A murderer, detained for life for shooting dead a “thoroughly decent young man” in a Bradford park, has been given a further six-year sentence for threatening to kill a prison officer.

Feroz Khan, 26, was ordered to serve a minimum 20 years in custody in 2007 for the murder of university student Skander Rehman.

Skander, 20, was blasted in the back of the head at point-blank range by Khan in Brackenhill Park, Great Horton, with a semi-automatic pistol which had been converted to fire live ammunition.

Khan, of Cumberland Road, Lidget Green, Bradford, wrongly believed his victim had been having an affair with his wife. Sentencing him, Judge James Stewart QC described it as a “cold-blooded execution.”

Khan and another prison inmate also serving life for murder were yesterday sentenced to six more years each for threatening to kill the prison officer at a North Yorkshire jail, days after the murder of Fusilier Lee Rigby.

Feroz Khan and Fuad Awale, also 26, were found guilty at the Old Bailey last week following the incident at HMP Full Sutton on May 26 last year.

Khan was also convicted of inflicting grievous bodily harm on prison officer Richard Thompson after relations between Muslim inmates and guards “became strained” in the days following the murder of Fusilier Rigby in London.

Judge Michael Topolski QC sentenced Khan to six years for threats to kill and three years for GBH, to run concurrently at the end of his life sentence with a minimum of 20 years.

Awale was also sentenced to six years for threats to kill, to be served at the end of his life sentence, which carries a minimum term of 38 years.

Passing sentence, the judge said: “This was a premeditated, well-planned and carefully-orchestrated attack on a single and previously identified prison officer, who was, as such, performing a public duty and upon whom it has had a significant impact.

“The events as a whole formed part of a joint enterprise involving force and weapons, committed by men with convictions for murder.

“Both of you carried weapons to the cleaning office.

“Given the context, the level of threats uttered and repeated were truly appalling, causing great anguish, not just to prison officer Thompson, but also his colleagues who were convinced he was going to die in horrific circumstances.”

Judge Topolski told Khan that the incident had been his plan and he had recruited the others.

The men were cleared by the jury of charges of false imprisonment during the four-and-a-half-hour stand-off.

Khan was also found not guilty of assault occasioning actual bodily harm against another officer.

Their trial earlier this year heard allegations that the defendants called for the release of Abu Qatada and Roshonara Choudhry, a student who attempted to stab MP Stephen Timms to death in 2010.

They were also accused of demanding to be flown to Afghanistan.
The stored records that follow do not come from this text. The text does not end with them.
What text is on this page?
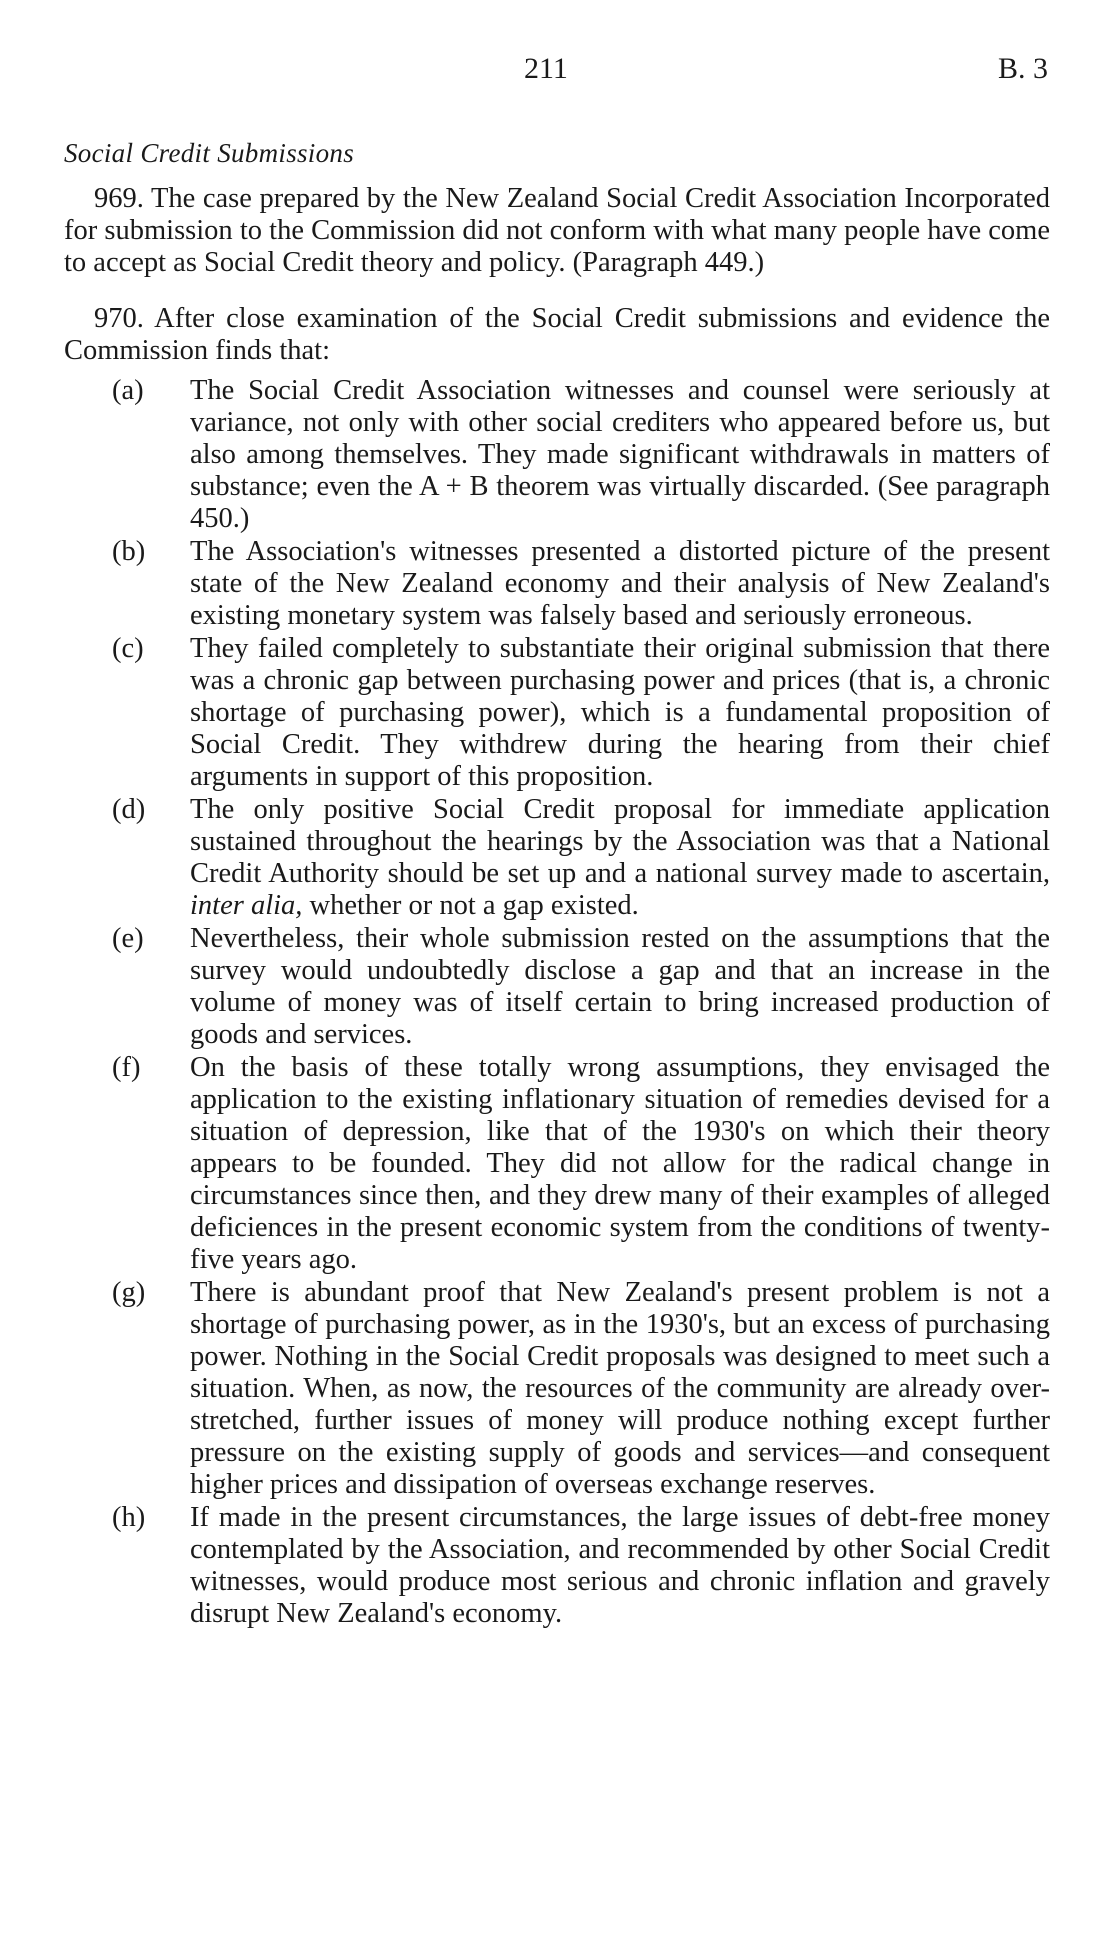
211	B. 3
Social Credit Submissions

969. The case prepared by the New Zealand Social Credit Association Incorporated for submission to the Commission did not conform with what many people have come to accept as Social Credit theory and policy. (Paragraph 449.)

970. After close examination of the Social Credit submissions and evidence the Commission finds that:

(a) The Social Credit Association witnesses and counsel were seriously at variance, not only with other social crediters who appeared before us, but also among themselves. They made significant withdrawals in matters of substance; even the A + B theorem was virtually discarded. (See paragraph 450.)

(b) The Association's witnesses presented a distorted picture of the present state of the New Zealand economy and their analysis of New Zealand's existing monetary system was falsely based and seriously erroneous.

(c) They failed completely to substantiate their original submission that there was a chronic gap between purchasing power and prices (that is, a chronic shortage of purchasing power), which is a fundamental proposition of Social Credit. They withdrew during the hearing from their chief arguments in support of this proposition.

(d) The only positive Social Credit proposal for immediate application sustained throughout the hearings by the Association was that a National Credit Authority should be set up and a national survey made to ascertain, inter alia, whether or not a gap existed.

(e) Nevertheless, their whole submission rested on the assumptions that the survey would undoubtedly disclose a gap and that an increase in the volume of money was of itself certain to bring increased production of goods and services.

(f) On the basis of these totally wrong assumptions, they envisaged the application to the existing inflationary situation of remedies devised for a situation of depression, like that of the 1930's on which their theory appears to be founded. They did not allow for the radical change in circumstances since then, and they drew many of their examples of alleged deficiences in the present economic system from the conditions of twenty-five years ago.

(g) There is abundant proof that New Zealand's present problem is not a shortage of purchasing power, as in the 1930's, but an excess of purchasing power. Nothing in the Social Credit proposals was designed to meet such a situation. When, as now, the resources of the community are already over-stretched, further issues of money will produce nothing except further pressure on the existing supply of goods and services—and consequent higher prices and dissipation of overseas exchange reserves.

(h) If made in the present circumstances, the large issues of debt-free money contemplated by the Association, and recommended by other Social Credit witnesses, would produce most serious and chronic inflation and gravely disrupt New Zealand's economy.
Awale had taken knives from a cleaning office cupboard and rubbed them together giving the impression he was “preparing to carve a Sunday joint”, the judge said.

He told Mr Thompson: “Stop struggling – I’ve killed two people, I will kill you, I will kill you.”
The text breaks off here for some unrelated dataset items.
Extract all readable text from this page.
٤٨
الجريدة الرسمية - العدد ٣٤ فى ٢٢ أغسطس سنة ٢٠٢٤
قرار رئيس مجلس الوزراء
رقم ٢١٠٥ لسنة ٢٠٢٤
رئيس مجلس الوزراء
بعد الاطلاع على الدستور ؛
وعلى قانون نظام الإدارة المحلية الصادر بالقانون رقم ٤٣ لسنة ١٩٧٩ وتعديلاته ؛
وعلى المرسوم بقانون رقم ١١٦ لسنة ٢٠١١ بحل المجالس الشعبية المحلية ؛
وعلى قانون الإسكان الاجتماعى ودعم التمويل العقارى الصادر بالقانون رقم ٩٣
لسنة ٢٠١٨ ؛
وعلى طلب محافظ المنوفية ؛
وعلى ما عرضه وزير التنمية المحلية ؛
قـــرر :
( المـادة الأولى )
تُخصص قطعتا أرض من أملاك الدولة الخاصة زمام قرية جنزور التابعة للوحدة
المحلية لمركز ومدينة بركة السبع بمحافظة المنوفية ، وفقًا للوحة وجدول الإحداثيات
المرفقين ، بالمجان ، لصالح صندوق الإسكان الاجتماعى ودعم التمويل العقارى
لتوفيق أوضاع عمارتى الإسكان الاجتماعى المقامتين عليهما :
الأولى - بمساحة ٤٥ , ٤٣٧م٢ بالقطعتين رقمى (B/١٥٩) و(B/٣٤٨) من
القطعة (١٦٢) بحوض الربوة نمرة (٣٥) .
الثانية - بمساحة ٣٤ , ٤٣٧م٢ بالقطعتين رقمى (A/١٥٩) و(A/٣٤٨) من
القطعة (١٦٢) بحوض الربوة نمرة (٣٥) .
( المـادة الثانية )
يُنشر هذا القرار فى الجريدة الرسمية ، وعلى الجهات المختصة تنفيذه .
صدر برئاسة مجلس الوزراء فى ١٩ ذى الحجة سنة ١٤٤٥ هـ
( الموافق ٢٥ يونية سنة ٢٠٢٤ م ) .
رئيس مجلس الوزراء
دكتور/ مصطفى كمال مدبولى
The officer said he had “every belief” he would be killed if he did not do as ordered because of the “intensity and seriousness” Awale had displayed.

Awale at one point asked Khan, “can I give him one in a non-vital area?” and later said, “I thought his head would have come off by now.”

Khan told Mr Thompson that he had more reason to be fearful because he was believed to be ex-military.

When he denied having been in the military, Khan told the officer: “Well, somebody has to make a sacrifice.”

Paul Hynes QC, defending Khan, said his client had hit Mr Thompson “harder than he meant to and harder than was necessary, by his own admission”.

But he claimed that, based on the jury’s decision to acquit him of the charge of false imprisonment, it could be said that his client’s actions amounted to a case of “excessive self-defence”.